Great Bustard wrote:.

So, f/1.2 on 1.5x puts the same total amount of light on the sensor for a given shutter speed as f/1.8 on FF, which will result in the same noise for equally efficient sensors.
Sorry, that's not true .

The amount of light is not measured across the entire sensor surface, that's not how sensivity measurement works .
Any object of a certain brightness will always create the same exposure with a certain ISO/f-stop/shutter speed combination, on sensors of any size or quality - unless someone lies about the specs ;) .

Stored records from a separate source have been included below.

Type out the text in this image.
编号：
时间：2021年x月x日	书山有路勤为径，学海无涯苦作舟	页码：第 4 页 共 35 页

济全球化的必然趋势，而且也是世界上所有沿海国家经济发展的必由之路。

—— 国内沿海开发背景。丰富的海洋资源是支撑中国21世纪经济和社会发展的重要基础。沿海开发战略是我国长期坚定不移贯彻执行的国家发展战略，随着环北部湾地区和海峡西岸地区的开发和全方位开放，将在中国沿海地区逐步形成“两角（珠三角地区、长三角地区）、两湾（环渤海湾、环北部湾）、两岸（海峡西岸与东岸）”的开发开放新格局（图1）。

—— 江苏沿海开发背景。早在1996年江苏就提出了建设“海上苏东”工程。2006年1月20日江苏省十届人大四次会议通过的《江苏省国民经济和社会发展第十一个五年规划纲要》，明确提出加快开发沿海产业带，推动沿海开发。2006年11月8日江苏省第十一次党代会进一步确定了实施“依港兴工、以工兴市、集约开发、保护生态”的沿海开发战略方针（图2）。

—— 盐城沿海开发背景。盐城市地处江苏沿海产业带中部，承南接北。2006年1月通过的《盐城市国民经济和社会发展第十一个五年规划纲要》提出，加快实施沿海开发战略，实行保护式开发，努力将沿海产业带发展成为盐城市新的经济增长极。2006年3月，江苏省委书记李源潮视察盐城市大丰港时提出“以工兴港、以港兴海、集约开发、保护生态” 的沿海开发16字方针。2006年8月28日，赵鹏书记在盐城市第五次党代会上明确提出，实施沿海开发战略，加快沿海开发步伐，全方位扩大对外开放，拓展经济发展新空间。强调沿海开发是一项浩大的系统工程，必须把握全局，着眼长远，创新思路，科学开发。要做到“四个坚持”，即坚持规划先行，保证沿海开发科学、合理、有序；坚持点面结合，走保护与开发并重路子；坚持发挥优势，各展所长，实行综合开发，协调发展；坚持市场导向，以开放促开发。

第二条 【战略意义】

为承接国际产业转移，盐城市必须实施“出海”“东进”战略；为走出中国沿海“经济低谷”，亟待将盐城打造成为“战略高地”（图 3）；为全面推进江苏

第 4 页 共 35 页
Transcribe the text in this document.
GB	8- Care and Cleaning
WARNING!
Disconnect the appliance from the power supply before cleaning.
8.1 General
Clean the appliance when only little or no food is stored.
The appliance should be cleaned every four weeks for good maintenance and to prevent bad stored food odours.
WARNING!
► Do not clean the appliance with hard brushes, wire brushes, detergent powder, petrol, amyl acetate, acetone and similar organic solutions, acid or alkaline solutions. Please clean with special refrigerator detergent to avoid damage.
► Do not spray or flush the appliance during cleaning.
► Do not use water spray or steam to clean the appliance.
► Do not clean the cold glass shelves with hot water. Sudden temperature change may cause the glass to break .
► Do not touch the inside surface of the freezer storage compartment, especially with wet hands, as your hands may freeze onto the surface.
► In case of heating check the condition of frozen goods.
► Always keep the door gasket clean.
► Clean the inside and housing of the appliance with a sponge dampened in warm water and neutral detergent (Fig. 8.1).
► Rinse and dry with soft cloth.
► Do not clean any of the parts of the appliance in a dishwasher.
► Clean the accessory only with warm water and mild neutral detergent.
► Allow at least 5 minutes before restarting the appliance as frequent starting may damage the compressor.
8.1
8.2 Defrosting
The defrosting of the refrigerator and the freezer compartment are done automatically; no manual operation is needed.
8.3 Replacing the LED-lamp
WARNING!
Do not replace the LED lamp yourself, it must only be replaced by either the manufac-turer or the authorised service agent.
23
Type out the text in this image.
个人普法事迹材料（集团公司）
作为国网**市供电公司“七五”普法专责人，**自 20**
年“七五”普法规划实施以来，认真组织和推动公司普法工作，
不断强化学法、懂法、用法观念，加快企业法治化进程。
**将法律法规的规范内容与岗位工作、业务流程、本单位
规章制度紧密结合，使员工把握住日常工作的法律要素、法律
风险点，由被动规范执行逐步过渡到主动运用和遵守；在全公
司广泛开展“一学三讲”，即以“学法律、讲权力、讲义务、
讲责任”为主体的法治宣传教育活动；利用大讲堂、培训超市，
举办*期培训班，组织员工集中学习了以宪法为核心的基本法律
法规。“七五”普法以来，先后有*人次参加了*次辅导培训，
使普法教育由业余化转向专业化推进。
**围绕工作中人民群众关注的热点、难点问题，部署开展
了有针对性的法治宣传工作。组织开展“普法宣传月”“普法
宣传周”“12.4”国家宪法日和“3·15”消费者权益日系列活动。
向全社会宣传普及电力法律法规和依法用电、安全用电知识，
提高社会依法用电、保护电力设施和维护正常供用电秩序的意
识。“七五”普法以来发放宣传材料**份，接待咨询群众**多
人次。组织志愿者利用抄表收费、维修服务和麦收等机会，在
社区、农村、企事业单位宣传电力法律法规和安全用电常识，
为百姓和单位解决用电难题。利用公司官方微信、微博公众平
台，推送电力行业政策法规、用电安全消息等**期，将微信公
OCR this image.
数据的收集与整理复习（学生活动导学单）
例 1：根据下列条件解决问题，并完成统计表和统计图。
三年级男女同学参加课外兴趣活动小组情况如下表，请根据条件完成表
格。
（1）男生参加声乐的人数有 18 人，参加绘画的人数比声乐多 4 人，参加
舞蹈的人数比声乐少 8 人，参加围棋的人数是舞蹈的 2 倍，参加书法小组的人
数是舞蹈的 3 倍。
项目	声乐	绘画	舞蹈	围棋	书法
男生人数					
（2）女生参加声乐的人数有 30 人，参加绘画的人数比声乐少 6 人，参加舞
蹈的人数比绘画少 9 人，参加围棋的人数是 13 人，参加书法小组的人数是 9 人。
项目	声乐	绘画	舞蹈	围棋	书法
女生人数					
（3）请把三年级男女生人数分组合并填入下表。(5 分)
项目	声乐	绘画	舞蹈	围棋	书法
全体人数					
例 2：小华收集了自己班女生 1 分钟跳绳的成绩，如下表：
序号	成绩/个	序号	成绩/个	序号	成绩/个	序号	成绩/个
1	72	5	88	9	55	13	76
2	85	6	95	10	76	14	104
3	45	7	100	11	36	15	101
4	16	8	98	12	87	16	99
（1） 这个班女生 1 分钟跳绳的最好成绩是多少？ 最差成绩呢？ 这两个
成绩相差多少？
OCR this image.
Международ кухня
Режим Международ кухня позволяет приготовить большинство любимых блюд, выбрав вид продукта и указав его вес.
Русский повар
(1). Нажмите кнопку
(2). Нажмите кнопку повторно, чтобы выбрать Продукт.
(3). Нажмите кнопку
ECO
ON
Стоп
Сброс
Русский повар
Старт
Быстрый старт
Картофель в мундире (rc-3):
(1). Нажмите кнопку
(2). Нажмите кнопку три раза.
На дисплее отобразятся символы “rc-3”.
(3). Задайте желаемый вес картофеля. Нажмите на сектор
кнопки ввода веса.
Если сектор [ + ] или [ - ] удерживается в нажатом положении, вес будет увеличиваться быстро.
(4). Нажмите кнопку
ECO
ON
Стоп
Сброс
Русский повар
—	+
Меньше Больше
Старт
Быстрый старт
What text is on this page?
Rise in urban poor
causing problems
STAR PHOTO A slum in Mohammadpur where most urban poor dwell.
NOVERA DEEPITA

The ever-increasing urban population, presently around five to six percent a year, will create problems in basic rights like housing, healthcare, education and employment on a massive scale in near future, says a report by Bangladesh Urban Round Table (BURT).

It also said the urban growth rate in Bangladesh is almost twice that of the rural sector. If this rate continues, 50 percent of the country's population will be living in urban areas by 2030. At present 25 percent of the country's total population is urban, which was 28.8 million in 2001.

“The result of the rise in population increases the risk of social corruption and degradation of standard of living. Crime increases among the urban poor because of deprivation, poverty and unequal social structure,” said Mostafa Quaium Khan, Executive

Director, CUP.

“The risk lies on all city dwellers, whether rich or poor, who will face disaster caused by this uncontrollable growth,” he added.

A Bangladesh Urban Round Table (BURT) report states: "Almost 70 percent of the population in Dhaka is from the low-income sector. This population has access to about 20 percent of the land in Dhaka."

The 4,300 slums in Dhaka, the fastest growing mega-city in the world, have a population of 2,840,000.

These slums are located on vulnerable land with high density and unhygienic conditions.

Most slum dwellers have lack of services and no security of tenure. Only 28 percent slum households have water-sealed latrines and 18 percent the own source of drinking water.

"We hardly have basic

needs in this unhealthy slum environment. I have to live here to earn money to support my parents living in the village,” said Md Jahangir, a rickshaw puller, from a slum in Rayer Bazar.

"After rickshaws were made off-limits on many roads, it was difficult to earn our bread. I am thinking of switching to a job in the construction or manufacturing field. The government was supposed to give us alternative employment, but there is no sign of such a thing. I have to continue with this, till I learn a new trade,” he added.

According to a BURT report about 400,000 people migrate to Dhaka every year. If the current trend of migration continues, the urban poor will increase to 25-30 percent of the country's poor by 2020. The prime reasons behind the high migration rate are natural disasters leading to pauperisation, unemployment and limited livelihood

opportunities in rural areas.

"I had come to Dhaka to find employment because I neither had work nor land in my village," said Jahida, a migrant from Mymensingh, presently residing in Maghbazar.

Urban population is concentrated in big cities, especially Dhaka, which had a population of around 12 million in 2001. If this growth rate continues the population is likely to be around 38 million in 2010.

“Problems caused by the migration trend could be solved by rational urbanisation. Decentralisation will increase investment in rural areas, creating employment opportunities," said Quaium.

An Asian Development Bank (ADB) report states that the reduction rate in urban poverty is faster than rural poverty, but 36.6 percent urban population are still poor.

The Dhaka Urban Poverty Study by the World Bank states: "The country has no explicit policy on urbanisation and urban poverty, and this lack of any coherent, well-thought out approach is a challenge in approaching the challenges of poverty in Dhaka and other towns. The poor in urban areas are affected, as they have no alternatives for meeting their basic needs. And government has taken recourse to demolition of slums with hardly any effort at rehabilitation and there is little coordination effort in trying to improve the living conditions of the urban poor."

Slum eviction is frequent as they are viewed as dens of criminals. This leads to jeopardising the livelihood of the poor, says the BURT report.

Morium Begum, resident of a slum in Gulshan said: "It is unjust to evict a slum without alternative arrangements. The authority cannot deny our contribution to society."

Resulting image quality, noise, resolution, enlargment, that is a very different matter, but that discussion is not about ISO or aperture .
Those are related to a degree, but not part of any reasonable comparison chart .
 
grumpyolderman wrote:
stan_pustylnik wrote:

Why doesn't Sony use smaller sensor surface advantage from NEX system to build f/1.2 35mm lens, and 85mm f/1.4?
There is no size advantage for a 85mm f1.4: it would be the same size for ff, APSc or M43, with the 35mm there might be a small advantage, particular because of the small flange distance of the mount, but I am no expert on this.

AFAIK, for 85mm from f2 onwards you can build smaller lenses for tele from APSc compared to ff, and FF APS and m43 f5.6 300mm tele are all the same size and weight.

JL
Right you are. Sony needs to concentrate on making better lenses, and I hope they are. But NOT bigger-faster lenses.

A nice f2.0 or f2.8 85mm OSS lens would be very nice!
 
GaryW wrote:
My concern is what tomtom50 posted about - past about f2, it just won't make much difference, at least for light-gathering power, on APS-C sensors. I guess that leaves DOF, or is that reduced as well? If an f1.2 lens does no better than a f1.8 lens, I'd rather pay less for the 1.8.
Having said that, how does f1.2 work on the Nikon1 if it doesn't work on APS-C? (Tomtom?)